Oms: “Carni lavorate cancerogene per l’uomo”


“Le carni lavorate sono cancerogene”. Il monito arriva dall’Oms e dall’Agenzia internazionale per la ricerca sul cancro, che è parte dell’Oms, l’Organizzazione mondiale della Sanità. La nuova classificazione degli elementi più carcinogeni è apparsa insieme alla pubblicazione, sulla rivista The Lancet Oncology, dei risultati cui è giunto il gruppo di scienziati che ha passato in rassegna oltre 800 studi condotti in vari continenti sul legame tra cancro e consumo di carne rossa, fresca e processata.
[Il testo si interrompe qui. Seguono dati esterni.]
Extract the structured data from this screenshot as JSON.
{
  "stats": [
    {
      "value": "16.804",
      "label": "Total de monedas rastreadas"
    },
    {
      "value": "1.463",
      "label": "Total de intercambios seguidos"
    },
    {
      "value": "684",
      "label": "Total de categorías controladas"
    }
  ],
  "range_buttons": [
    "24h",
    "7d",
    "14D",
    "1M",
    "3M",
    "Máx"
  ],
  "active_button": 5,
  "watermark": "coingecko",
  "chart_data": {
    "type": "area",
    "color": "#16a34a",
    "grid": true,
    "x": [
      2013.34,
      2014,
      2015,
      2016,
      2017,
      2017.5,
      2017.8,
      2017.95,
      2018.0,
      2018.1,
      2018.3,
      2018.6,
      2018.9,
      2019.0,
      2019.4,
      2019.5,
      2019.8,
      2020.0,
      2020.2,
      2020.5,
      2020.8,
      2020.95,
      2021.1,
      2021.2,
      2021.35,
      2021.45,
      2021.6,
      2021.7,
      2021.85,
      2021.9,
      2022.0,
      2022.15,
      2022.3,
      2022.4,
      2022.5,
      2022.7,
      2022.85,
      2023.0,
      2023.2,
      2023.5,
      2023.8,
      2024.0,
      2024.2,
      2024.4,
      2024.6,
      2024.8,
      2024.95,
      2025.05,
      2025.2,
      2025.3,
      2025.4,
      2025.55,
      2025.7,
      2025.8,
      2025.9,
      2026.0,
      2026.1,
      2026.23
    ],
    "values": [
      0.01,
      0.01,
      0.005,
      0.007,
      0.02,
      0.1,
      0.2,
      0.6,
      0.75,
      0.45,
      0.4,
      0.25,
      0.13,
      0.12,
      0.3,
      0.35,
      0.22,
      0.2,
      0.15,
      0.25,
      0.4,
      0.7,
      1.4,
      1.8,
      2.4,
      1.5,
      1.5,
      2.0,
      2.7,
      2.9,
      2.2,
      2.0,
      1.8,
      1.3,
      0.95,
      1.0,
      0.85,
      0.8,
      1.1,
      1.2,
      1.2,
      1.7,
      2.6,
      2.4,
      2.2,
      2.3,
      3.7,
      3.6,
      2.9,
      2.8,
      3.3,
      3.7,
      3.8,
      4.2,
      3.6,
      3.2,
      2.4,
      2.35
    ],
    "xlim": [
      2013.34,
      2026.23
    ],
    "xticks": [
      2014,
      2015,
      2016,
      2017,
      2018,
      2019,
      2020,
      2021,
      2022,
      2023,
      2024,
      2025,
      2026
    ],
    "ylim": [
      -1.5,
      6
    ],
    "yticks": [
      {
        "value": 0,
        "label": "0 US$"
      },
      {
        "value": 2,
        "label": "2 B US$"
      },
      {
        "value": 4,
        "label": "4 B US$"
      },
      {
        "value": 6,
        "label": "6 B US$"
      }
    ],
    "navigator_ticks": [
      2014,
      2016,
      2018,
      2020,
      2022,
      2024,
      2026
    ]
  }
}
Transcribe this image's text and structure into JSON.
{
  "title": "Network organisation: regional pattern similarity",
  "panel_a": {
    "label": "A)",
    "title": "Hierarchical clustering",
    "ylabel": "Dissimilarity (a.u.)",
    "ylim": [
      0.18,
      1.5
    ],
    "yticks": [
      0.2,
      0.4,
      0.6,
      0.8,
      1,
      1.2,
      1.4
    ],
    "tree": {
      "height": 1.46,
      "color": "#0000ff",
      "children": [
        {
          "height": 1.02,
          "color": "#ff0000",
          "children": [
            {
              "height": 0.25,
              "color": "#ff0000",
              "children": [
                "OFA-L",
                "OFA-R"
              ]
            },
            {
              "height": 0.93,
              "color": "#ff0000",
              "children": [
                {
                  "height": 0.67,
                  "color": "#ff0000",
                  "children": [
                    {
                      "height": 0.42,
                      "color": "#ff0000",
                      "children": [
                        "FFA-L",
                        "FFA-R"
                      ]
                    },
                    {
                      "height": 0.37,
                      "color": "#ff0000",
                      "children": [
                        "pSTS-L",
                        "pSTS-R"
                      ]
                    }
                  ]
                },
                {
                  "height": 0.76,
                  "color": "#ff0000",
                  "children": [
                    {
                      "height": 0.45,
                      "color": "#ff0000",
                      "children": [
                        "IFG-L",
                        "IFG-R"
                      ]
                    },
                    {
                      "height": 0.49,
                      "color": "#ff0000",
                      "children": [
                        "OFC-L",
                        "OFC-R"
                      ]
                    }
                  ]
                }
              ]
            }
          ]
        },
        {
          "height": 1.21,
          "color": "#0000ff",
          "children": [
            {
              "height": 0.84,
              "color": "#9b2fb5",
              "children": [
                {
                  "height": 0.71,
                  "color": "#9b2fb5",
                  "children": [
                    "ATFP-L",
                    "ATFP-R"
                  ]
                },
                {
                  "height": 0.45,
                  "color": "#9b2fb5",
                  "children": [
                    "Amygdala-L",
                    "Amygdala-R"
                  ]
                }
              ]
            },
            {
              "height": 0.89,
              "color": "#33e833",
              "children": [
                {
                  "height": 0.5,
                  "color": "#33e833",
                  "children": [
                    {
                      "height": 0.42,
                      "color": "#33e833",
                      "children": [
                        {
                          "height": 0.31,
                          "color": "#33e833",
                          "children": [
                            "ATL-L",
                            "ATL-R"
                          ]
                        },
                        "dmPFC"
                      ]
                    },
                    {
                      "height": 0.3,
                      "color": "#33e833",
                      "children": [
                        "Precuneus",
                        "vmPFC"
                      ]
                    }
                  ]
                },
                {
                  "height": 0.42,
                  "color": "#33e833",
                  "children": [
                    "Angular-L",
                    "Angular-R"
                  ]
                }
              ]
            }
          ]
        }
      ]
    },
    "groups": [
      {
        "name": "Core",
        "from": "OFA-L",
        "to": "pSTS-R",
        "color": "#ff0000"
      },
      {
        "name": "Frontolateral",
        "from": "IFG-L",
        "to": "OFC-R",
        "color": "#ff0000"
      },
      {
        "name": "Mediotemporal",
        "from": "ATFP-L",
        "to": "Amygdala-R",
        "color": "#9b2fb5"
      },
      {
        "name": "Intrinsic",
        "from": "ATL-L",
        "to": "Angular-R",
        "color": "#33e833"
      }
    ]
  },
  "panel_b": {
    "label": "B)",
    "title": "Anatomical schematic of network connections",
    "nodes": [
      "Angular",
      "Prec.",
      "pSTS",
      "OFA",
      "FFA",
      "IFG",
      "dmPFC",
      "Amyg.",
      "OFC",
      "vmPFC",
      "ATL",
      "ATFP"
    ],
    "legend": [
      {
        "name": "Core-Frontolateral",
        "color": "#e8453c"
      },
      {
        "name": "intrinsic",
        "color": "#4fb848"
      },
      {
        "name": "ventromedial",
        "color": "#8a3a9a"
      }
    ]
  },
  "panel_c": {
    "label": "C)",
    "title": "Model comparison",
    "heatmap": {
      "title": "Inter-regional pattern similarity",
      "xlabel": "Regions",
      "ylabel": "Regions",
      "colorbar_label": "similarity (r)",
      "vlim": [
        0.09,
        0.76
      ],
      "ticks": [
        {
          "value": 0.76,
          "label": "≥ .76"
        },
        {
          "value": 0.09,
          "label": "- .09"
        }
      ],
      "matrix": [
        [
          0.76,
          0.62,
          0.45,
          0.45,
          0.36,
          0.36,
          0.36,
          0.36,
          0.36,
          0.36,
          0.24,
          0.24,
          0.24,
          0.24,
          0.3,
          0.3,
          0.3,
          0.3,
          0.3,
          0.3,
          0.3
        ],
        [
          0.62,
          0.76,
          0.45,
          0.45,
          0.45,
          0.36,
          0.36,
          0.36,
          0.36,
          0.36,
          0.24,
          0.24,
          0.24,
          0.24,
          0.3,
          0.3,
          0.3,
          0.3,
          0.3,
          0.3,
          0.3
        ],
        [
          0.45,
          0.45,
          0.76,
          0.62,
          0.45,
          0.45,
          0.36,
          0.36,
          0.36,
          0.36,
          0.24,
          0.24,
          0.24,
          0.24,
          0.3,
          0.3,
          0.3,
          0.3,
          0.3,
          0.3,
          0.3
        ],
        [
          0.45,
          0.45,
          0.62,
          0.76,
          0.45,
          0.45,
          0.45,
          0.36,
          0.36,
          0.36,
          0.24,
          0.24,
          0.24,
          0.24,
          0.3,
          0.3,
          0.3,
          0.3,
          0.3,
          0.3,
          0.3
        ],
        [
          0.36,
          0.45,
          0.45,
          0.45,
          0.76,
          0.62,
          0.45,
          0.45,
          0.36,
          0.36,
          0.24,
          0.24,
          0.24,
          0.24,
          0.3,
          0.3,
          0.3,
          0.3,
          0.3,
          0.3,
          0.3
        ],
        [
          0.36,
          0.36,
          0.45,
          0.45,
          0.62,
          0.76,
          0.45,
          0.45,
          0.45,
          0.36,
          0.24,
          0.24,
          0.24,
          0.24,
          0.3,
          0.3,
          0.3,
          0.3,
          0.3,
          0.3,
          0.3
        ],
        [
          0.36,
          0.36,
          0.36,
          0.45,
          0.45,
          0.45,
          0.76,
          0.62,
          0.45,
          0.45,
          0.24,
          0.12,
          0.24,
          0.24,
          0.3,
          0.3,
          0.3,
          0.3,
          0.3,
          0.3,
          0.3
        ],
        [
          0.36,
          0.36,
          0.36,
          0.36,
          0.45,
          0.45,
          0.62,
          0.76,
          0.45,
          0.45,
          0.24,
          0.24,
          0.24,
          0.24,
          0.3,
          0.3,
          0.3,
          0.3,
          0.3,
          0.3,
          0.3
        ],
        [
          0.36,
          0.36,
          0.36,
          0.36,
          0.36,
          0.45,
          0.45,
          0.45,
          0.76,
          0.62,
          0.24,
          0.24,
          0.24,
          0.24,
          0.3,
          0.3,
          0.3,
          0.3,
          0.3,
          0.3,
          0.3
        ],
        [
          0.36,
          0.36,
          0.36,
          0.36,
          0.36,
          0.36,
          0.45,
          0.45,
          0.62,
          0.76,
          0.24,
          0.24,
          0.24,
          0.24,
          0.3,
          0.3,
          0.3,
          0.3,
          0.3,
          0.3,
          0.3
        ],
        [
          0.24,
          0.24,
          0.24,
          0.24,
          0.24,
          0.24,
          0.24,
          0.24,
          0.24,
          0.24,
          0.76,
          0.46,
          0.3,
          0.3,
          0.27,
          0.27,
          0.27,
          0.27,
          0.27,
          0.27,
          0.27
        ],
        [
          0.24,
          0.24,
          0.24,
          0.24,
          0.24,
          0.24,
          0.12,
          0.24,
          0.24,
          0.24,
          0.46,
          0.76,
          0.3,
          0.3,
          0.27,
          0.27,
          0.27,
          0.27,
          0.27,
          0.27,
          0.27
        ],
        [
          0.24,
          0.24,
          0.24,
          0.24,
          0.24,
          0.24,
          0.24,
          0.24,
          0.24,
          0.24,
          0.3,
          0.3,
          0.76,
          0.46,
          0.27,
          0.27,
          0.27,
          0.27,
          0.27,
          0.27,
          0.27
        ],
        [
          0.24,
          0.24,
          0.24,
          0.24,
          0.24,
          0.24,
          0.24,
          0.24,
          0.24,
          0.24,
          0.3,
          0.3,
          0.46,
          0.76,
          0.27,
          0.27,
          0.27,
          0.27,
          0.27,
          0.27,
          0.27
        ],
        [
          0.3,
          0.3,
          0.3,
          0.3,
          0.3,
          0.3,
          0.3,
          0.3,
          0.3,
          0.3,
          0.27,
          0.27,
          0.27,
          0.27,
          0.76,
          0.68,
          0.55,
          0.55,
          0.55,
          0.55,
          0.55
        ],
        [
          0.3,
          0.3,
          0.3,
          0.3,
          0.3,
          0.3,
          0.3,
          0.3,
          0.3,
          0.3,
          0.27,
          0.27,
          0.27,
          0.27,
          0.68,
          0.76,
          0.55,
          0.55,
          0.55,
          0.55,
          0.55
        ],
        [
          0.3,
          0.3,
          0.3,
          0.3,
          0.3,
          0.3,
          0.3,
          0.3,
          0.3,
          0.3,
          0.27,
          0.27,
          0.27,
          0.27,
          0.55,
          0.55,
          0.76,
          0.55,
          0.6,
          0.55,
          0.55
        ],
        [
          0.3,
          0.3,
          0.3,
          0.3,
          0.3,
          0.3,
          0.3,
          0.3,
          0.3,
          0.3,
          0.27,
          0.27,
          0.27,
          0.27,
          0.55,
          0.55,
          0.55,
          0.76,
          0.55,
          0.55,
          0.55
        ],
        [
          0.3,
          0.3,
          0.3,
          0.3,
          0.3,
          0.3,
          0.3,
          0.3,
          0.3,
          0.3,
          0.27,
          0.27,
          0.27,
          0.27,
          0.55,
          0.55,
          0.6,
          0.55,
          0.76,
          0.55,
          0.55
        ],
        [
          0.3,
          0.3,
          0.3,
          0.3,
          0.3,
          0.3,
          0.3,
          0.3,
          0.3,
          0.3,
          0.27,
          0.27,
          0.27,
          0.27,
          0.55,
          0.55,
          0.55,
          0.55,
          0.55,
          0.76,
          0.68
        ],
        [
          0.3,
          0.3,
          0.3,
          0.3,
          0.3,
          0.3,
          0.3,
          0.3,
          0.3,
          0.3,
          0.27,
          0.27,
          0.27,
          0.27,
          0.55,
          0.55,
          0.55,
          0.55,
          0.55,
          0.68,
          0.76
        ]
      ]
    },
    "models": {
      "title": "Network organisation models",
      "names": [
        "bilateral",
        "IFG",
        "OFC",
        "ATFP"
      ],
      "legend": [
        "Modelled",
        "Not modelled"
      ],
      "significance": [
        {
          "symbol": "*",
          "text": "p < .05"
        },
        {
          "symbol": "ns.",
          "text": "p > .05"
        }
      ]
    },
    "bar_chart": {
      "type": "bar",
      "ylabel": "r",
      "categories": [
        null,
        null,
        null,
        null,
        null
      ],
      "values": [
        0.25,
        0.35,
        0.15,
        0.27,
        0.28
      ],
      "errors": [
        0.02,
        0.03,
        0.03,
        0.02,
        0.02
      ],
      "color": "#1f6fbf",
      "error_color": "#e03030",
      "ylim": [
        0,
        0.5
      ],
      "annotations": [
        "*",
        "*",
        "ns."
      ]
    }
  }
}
La tabella prevede 5 gruppi: Il gruppo 1 contiene i carcinogeni umani certi, il gruppo 2A comprende carcinogeni probabili per l’uomo, il gruppo 2B riunisce i carcinogeni possibili, il gruppo 3 comprende le sostanze non classificabili come carcinogene, il gruppo 4, infine, raggruppa sostanze probabilmente non carcinogene per l’uomo. Le carni lavorate sono state inserite nel gruppo 1 (“sicuramente cancerogene per l’uomo”). In compagnia di asbesto, arsenico, alcol e sigarette. Per giungere a questa decisione è stato sufficiente guardare alle evidenze relative al cancro del colon-retto e a quello dello stomaco. Gli esperti hanno concluso, infatti, che per ogni porzione di 50 grammi di carne lavorata (quantità equivalente ad una salsiccia) consumati al giorno il rischio di cancro del colon-retto aumenta del 18%.Lo stesso legame è stato osservato con i tumori del pancreas e alla prostata. Le carni lavorate, spiega l’Oms, includono le carni che sono state trasformate “attraverso processi di salatura, polimerizzazione fermentazione, affumicatura, o sottoposte ad altri processi per aumentare il sapore o migliorare la conservazione”. Meno a rischio le carni rosse non lavorate (manzo, agnello, maiale, cavallo), appartenenti al gruppo 2A.

Carni lavorate. Attenzione agli allarmismi

Carmine Pinto si esprime sulle carni lavorate
Carmine Pinto

“Per quanto riguarda le carni rosse è una questione di modalità e di quantità, non esiste una soglia di esposizione oltre la quale ci si ammala sicuramente – ha cercato di moderare i toni, Carmine Pinto, presidente dell’Associazione Italiana di Oncologia Medica (Aiom), – Il messaggio che dobbiamo dare è che la carne rossa va consumata nella dovuta modalità, una o due volte a settimana al massimo, e di tornare alla dieta mediterranea, che ha dimostrato invece di poter diminuire il rischio di tumore”. E poi attenzione: se una sostanza viene inserita nel gruppo 1, che comprende elementi pericolosissimi come fumo, alcol, smog, arsenico, benzene e via di questo passo, non vuol dire che mangiare un wurstel sia nocivo come fumare un pacchetto di sigarette. Gli studi, infatti, vengono eseguiti ad altissimi dosaggi o con durate d’esposizione molto lunghe, difficilmente replicabili nella vita reale. Inoltre, puntualizza la Coldiretti: “le carni Made in Italy sono più sane, perché magre, non trattate con ormoni e ottenute nel rispetto di rigidi disciplinari di produzione doc che assicurano il benessere e la qualità dell’alimentazione degli animali tanto da garantire agli italiani una longevità da primato con 84,6 anni per le donne e i 79,8 anni per gli uomini”. Stessa linea anche per Assocarni e Assica (Associazione industriali delle carni e dei salumi), che sottolineano come “gli italiani mangiano in media due volte la settimana 100 grammi di carne rossa (e non tutti i giorni) e solo 25 grammi al giorno di carne trasformata. Un consumo che è meno della metà dei quantitativi individuati come potenzialmente a rischio cancerogeno dallo studio”.